Focus on I-829 Adjudication Over I-526
The real question yet to be answered is why this preference is being given. Adjudication figures for I-829 petition packets have trended steady—no obvious movement in either direction, and approval rates are through the roof compared to I-526 petitions. While fewer submissions overall makes sense given the higher investment required at the outset, the startling number of denials and the apparent shift in focus still seems a bit counterintuitive in a time when the agency could benefit from an increase in EB-5 investments.

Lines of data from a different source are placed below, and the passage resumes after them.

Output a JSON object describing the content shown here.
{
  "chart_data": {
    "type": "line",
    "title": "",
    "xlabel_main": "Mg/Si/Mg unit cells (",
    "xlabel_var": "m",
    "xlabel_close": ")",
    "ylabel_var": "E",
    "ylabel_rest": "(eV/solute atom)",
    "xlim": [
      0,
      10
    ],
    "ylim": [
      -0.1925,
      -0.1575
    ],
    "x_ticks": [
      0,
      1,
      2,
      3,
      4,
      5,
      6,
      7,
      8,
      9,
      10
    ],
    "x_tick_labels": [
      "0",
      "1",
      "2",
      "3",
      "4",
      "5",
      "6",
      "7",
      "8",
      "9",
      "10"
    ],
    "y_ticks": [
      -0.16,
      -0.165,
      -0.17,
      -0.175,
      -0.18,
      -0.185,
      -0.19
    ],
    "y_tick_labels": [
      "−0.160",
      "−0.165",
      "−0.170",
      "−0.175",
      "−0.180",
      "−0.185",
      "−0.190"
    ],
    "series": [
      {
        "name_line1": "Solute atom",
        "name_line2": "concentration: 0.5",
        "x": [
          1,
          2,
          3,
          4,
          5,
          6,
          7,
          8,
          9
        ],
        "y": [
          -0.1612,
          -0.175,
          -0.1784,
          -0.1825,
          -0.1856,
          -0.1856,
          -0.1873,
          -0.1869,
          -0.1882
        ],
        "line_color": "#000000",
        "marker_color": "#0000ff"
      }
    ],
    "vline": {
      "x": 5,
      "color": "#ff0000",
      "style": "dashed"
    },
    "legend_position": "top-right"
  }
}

What EB-5 Investors Should Do
Those who have successfully completed their program-approved projects should be taking advantage of USCIS’s apparent mindset. Work with an experienced immigration attorney to ensure your I-829 petition packet is thorough, complete, and submitted sooner rather than later to ensure your best processing time! Those EB-5 investors who are just starting out? USCIS’s adjudication activities highlight the importance of coming to the table well prepared and ready to prove your investment intentions.

Seems the New Motto on Processing at the IPO Is Low and Slow

There’s a new chief in town. Sarah Kendall was appointed Immigrant Investor Program Office (IPO) Chief in FY2019. Since then, processing volume overall has taken a nosedive. At the same time, denial rates are on an incline. The IPO has issued a steady stream of denials under Kendall’s watch, in fact, and especially for Form I-526. Kendall’s excuse is a focus on strengthening program integrity, which is a good thing…theoretically. The real impact of her strategy has given rise to a more fitting motto: low and slow.

Productivity Is Likely to Increase, But Not at Breakneck Speed
EB-5 investors can expect a continuation of lower approval rates on I-526 petitions and slower processing times (due to low processing volume). Moreover, there isn’t any outright indication this pattern would change until IPO leadership changes again. That said, industry professionals remain hopeful that productivity is, in fact, likely to improve. EB-5 investment participants should plan accordingly.

EB-5 Investment Process May Be Heading for a Much Longer Timeline
Should IPO productivity remain at its current rate, more than four years could pass before every I-526 petition pending at the close of June 2020 is adjudicated. Additionally, I-829 backlogs up to June 2020 could take 3.5 years to clear from the books too. This new motto of low and slow could reasonably result in the EB-5 investment process taking seven times longer than Congress ever intended.

The Current Path for EB-5 processing Is Unsustainable
Additionally, it is important to consider that low processing volume doesn’t affect processing times alone. The amount of applications processed directly impacts the number of EB-5 visas claimed as well. Each fiscal year, 10,000 visas are granted to the EB-5 program (even more in FY2021 due to the influx in unused visas post-pandemic closures). Unfortunately, they are fated to sit on a shelf until the proper adjudication takes place.

As the processing rate indicated in the Q3 data, just 20% of all EB-5 investment visas are likely to be claimed. Did you know that EB-5 visas that go unissued are recycled out to the EB-1 program in the following fiscal year? Low and slow could essentially spell a slow death for the EB-5 program if processing volumes aren’t vastly increased.